Having an accountant manage your end of year accounts and tax returns also means you are less likely to be audited by the IRD,

Finally, if you are selling your business then there’s a good chance the purchaser will want their Accountant to talk with your Accountant for due diligence, you can see the problem here if you don’t have one.

 

Impartial advice

You know that feeling you get when you make a big financial decision or commitment in your business? That one that causes you to second guess if you are making the right decision?

Yeah, that’s not such a big deal when you can rationalise the decision and run it past an independent and impartial advisor like an accountant. They’re great at helping you make the big decisions.

 

Time

The one thing you can’t make more of and you can’t get back, so why would you waste it doing something you can easily outsource?

It takes a lot of time to finalise your end of year accounts and probably more time if you aren’t an expert and even more time if you get it wrong and have to do them over.

So, if you are busy doing your books then you probably aren’t doing whatever you do to generate income, that’s called opportunity cost.

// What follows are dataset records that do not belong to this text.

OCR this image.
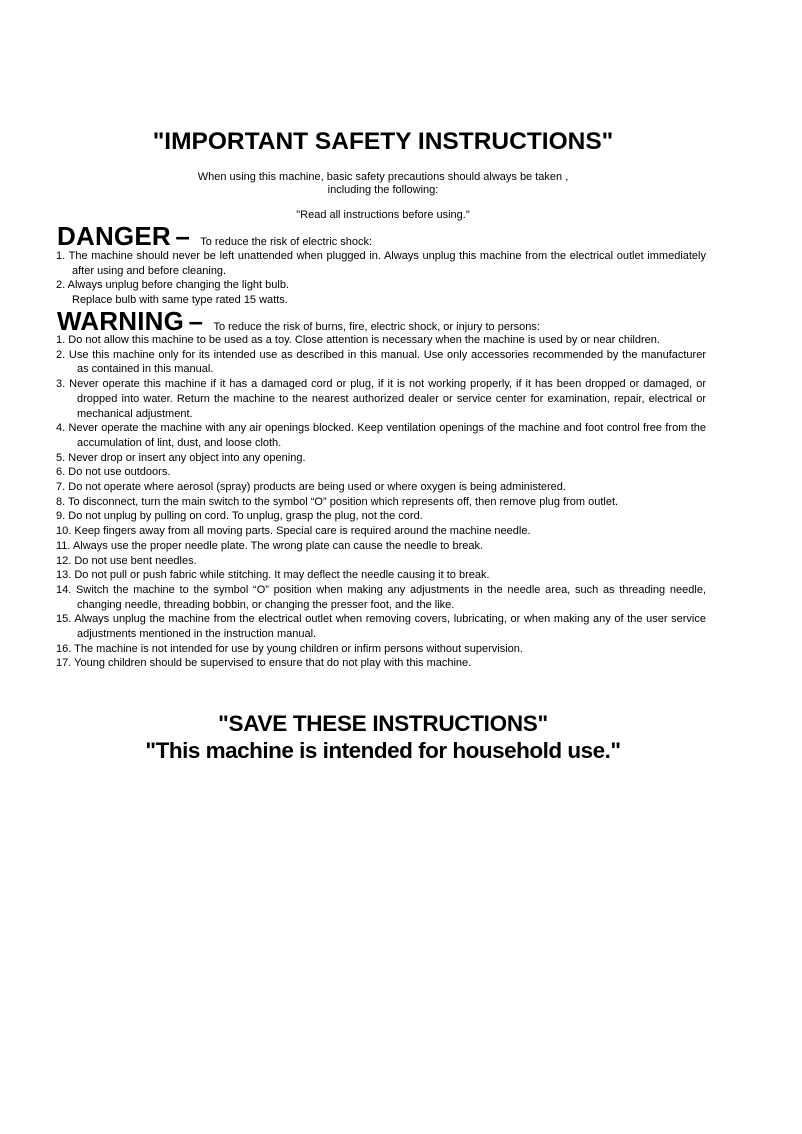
"IMPORTANT SAFETY INSTRUCTIONS"

When using this machine, basic safety precautions should always be taken ,

including the following:

"Read all instructions before using."
DANGER – To reduce the risk of electric shock:
1. The machine should never be left unattended when plugged in. Always unplug this machine from the electrical outlet immediately after using and before cleaning.
2. Always unplug before changing the light bulb.
Replace bulb with same type rated 15 watts.
WARNING – To reduce the risk of burns, fire, electric shock, or injury to persons:
1. Do not allow this machine to be used as a toy. Close attention is necessary when the machine is used by or near children.
2. Use this machine only for its intended use as described in this manual. Use only accessories recommended by the manufacturer as contained in this manual.
3. Never operate this machine if it has a damaged cord or plug, if it is not working properly, if it has been dropped or damaged, or dropped into water. Return the machine to the nearest authorized dealer or service center for examination, repair, electrical or mechanical adjustment.
4. Never operate the machine with any air openings blocked. Keep ventilation openings of the machine and foot control free from the accumulation of lint, dust, and loose cloth.
5. Never drop or insert any object into any opening.
6. Do not use outdoors.
7. Do not operate where aerosol (spray) products are being used or where oxygen is being administered.
8. To disconnect, turn the main switch to the symbol “O” position which represents off, then remove plug from outlet.
9. Do not unplug by pulling on cord. To unplug, grasp the plug, not the cord.
10. Keep fingers away from all moving parts. Special care is required around the machine needle.
11. Always use the proper needle plate. The wrong plate can cause the needle to break.
12. Do not use bent needles.
13. Do not pull or push fabric while stitching. It may deflect the needle causing it to break.
14. Switch the machine to the symbol “O” position when making any adjustments in the needle area, such as threading needle, changing needle, threading bobbin, or changing the presser foot, and the like.
15. Always unplug the machine from the electrical outlet when removing covers, lubricating, or when making any of the user service adjustments mentioned in the instruction manual.
16. The machine is not intended for use by young children or infirm persons without supervision.
17. Young children should be supervised to ensure that do not play with this machine.
"SAVE THESE INSTRUCTIONS"
"This machine is intended for household use."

Another benefit of using an IRD approved tax agent like an Accountant is that you are allowed to file your returns later than if you are doing them yourself.

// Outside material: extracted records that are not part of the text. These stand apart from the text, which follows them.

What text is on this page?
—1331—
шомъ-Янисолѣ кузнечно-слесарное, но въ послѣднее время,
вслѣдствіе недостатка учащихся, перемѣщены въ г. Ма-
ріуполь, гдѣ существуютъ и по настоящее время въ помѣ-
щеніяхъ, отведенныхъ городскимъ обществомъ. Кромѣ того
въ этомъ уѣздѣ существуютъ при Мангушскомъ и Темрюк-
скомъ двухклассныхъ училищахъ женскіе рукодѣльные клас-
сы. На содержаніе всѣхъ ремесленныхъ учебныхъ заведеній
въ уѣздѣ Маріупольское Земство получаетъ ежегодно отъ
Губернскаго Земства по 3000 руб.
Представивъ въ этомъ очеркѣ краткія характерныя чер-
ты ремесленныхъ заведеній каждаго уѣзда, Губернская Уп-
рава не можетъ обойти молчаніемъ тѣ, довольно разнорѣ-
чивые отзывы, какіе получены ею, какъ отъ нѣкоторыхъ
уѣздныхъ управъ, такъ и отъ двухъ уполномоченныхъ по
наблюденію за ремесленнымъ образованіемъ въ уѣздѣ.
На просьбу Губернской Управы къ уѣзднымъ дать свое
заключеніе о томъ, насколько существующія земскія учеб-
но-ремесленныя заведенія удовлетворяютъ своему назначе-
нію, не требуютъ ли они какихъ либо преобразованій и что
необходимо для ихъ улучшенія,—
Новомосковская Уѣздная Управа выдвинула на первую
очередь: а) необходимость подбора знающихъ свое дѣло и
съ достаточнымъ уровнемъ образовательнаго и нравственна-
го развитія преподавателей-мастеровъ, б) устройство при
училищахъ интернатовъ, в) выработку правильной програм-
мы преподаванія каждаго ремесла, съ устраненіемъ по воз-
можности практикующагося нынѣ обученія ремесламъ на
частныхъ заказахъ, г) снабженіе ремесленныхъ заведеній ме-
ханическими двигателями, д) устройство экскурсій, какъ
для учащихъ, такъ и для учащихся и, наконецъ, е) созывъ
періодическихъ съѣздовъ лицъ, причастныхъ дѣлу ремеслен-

What’s worse, is you might have to call the IRD and while their hold music might have you singing along Dave Dobyns finest hits, the one hour wait times might have you banging your head on your desk.

 

Peace of mind

As a director of a New Zealand business, you have a responsibility to ensure timely and accurate financial reporting and tax compliance. Getting it wrong can result in financial penalties (which aren’t tax deductible) or even land you in court. You can no longer hide behind a limited liability entity.

Having an accountant working with you on your business on the other hand will give you peace of mind and reduce your contingent liability.

Oh, and your accountants fees are tax deductible by the way. So, what else could you be missing out claiming on?